Cybercrime – the call for a stable logistics & supply chain in an era of geopolitical conflict
At the end of July 2021, South Africa experienced firsthand the effects which a cyberattack had on Transnet SOC Limited, the country’s custodian of our ports, rails and pipelines, leaving the state-owned entity to declare force majeure at several key container terminals. Interestingly, it was reported that the ransomware used in the attack was thought to have emanated from Russia or Eastern Europe.
The threats of cyber attacks and the disruption which it can cause to the global supply chain has been a cause for concern for some time.
The advent of the war in the Ukraine threatens to increase disruption to already stretched supply chains. However, and what is novel about the geopolitical conflict in the region, is the use of cyber-attacks in the conflict which some commentators have dubbed a ‘hybrid war’.
In the first 48 hours after the commencement of the conflict, sources such as U.S. cybersecurity agencies indicated an exponential increase of more than 800% of suspected Russian-sourced cyber-attacks, with commentators noting that hostile cyber provides a key tool in modern military combat.
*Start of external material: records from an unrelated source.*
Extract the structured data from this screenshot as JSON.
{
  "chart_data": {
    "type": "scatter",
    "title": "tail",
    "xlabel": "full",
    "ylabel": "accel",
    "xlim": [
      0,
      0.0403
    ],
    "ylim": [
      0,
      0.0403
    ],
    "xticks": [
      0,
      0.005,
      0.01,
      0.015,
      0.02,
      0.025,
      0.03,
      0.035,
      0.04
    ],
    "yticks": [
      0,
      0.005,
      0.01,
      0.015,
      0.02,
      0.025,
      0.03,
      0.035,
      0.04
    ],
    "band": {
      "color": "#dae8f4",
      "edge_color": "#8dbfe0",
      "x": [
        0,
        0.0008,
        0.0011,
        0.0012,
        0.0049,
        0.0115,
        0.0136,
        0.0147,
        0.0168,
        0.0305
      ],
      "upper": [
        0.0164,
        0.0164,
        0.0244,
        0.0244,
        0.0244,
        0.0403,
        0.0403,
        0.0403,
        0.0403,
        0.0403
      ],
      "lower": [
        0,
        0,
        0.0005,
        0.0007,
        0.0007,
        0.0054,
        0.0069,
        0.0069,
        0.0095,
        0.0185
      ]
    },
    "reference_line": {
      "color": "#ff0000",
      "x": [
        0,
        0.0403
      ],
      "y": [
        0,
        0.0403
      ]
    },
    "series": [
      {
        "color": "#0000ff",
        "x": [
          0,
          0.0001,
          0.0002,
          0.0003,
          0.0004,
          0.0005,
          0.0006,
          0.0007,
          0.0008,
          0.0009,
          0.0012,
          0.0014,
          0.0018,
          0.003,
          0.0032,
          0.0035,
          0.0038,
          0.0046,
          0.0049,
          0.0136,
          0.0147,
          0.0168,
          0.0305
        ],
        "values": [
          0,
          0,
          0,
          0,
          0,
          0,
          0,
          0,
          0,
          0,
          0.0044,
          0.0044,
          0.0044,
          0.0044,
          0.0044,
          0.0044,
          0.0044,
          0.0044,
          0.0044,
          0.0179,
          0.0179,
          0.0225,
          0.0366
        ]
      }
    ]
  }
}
Whilst the conflict and the unfolding humanitarian crises may appear to be far removed from our borders, John Donne’s ‘No man is an island entire of itself’ comes to mind. Although some initial reports in the media have suggested that Russia’s invasion of the Ukraine is unlikely to have a major impact on South Africa’s broader economic growth, the reality is that sectors in our country, such as citrus producers and fruit exporters in general are susceptible to risk, particularly where trade with Russia comes under pressure. Other aspects such as volatile and rising oil prices due to the conflict have also been widely reported upon, with concomitant rising freight rates and concerns for the shipping sector generally.
That said, it is suggested that a far more insidious consequence of the conflict both on a local and global trading scale are the heightened threats of cyberattacks. Trade is highly dependent on online information exchange, and where key shipping lines or infrastructure are targeted, this could have potentially disastrous consequences.
It is hoped that South Africa’s national logistics and port operator has learnt some important lessons from the July cyberattack, particularly where it aims to keep apace in the ever-dynamic world stage. For ship owners and operators, the importance of taking reasonable measures (“cyber resilience”) to prevent foreseeable loss or liability for cyber risks, becomes even more critical, especially so as to preclude prejudicing any P&I cover which it may have in place.